«7 Pleasures», de Mette Ingvertsen: ce politique objet du désir

La chorégraphe Mette Ingvertsen
Photo: Danny Willems La chorégraphe Mette Ingvertsen

Pour sa première venue en Amérique du Nord, au FTA, la jeune chorégraphe danoise Mette Ingvertsen s’amène avec une exploration décomplexée de la sexualité qui confronte joyeusement nos pudeurs. Subtil, puissant et un poil provocant, 7 Pleasures court-circuite les représentations habituelles de la nudité, l’hypersexualisation ambiante et les codes de l’érotisme, tout en enclenchant une réflexion sur les pouvoirs et les enjeux politiques qui s’inscrivent à même nos désirs. Une expérience kinesthésique hors du commun menée par douze interprètes époustouflants.
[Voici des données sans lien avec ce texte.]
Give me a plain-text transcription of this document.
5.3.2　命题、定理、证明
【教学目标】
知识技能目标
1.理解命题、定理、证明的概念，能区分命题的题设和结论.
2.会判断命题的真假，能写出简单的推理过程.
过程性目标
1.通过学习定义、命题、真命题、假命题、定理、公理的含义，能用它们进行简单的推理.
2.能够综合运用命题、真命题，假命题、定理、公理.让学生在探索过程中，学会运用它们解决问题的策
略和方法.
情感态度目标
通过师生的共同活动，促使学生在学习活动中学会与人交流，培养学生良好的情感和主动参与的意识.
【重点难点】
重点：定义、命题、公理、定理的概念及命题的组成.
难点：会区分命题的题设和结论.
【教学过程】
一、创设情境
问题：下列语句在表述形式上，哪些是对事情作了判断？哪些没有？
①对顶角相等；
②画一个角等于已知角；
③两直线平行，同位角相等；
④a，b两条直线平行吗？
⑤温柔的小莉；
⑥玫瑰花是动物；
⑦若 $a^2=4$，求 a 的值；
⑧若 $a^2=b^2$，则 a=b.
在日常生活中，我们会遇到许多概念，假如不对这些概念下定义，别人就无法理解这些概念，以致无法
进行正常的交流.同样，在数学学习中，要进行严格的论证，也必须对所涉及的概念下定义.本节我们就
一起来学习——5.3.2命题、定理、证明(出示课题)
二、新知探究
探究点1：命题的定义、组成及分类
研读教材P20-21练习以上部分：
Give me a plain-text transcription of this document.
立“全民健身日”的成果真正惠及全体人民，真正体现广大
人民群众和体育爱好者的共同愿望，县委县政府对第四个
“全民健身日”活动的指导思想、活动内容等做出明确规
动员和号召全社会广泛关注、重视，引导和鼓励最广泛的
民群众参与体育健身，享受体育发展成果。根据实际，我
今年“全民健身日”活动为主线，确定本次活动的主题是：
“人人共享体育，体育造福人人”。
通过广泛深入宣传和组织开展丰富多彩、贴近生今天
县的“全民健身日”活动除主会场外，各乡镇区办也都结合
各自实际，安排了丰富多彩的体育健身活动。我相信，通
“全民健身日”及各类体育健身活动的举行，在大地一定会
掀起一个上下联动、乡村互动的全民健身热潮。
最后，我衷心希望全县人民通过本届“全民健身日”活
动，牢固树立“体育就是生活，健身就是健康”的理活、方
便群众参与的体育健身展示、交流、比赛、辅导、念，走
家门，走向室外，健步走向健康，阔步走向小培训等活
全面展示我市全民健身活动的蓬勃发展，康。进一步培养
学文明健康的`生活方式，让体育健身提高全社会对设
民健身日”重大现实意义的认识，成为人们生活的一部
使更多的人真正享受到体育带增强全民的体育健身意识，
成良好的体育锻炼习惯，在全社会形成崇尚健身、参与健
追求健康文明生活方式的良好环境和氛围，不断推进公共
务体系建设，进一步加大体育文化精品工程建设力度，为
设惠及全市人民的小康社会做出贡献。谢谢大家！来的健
Sur une scène aux allures de salon moderne, les danseurs entièrement nus s’empilent sur un haut-parleur. En mouvement, les chairs glissent, roulent les unes sur les autres pour se propulser, formant des sculptures orgiaques mouvantes, avalant les objets sur leur passage. Des cliquetis métalliques ressortent d’un fond sonore discret. La première séquence s’étire lentement dans le temps, permettant aux sensations de faire leur chemin jusqu’aux sièges des spectateurs.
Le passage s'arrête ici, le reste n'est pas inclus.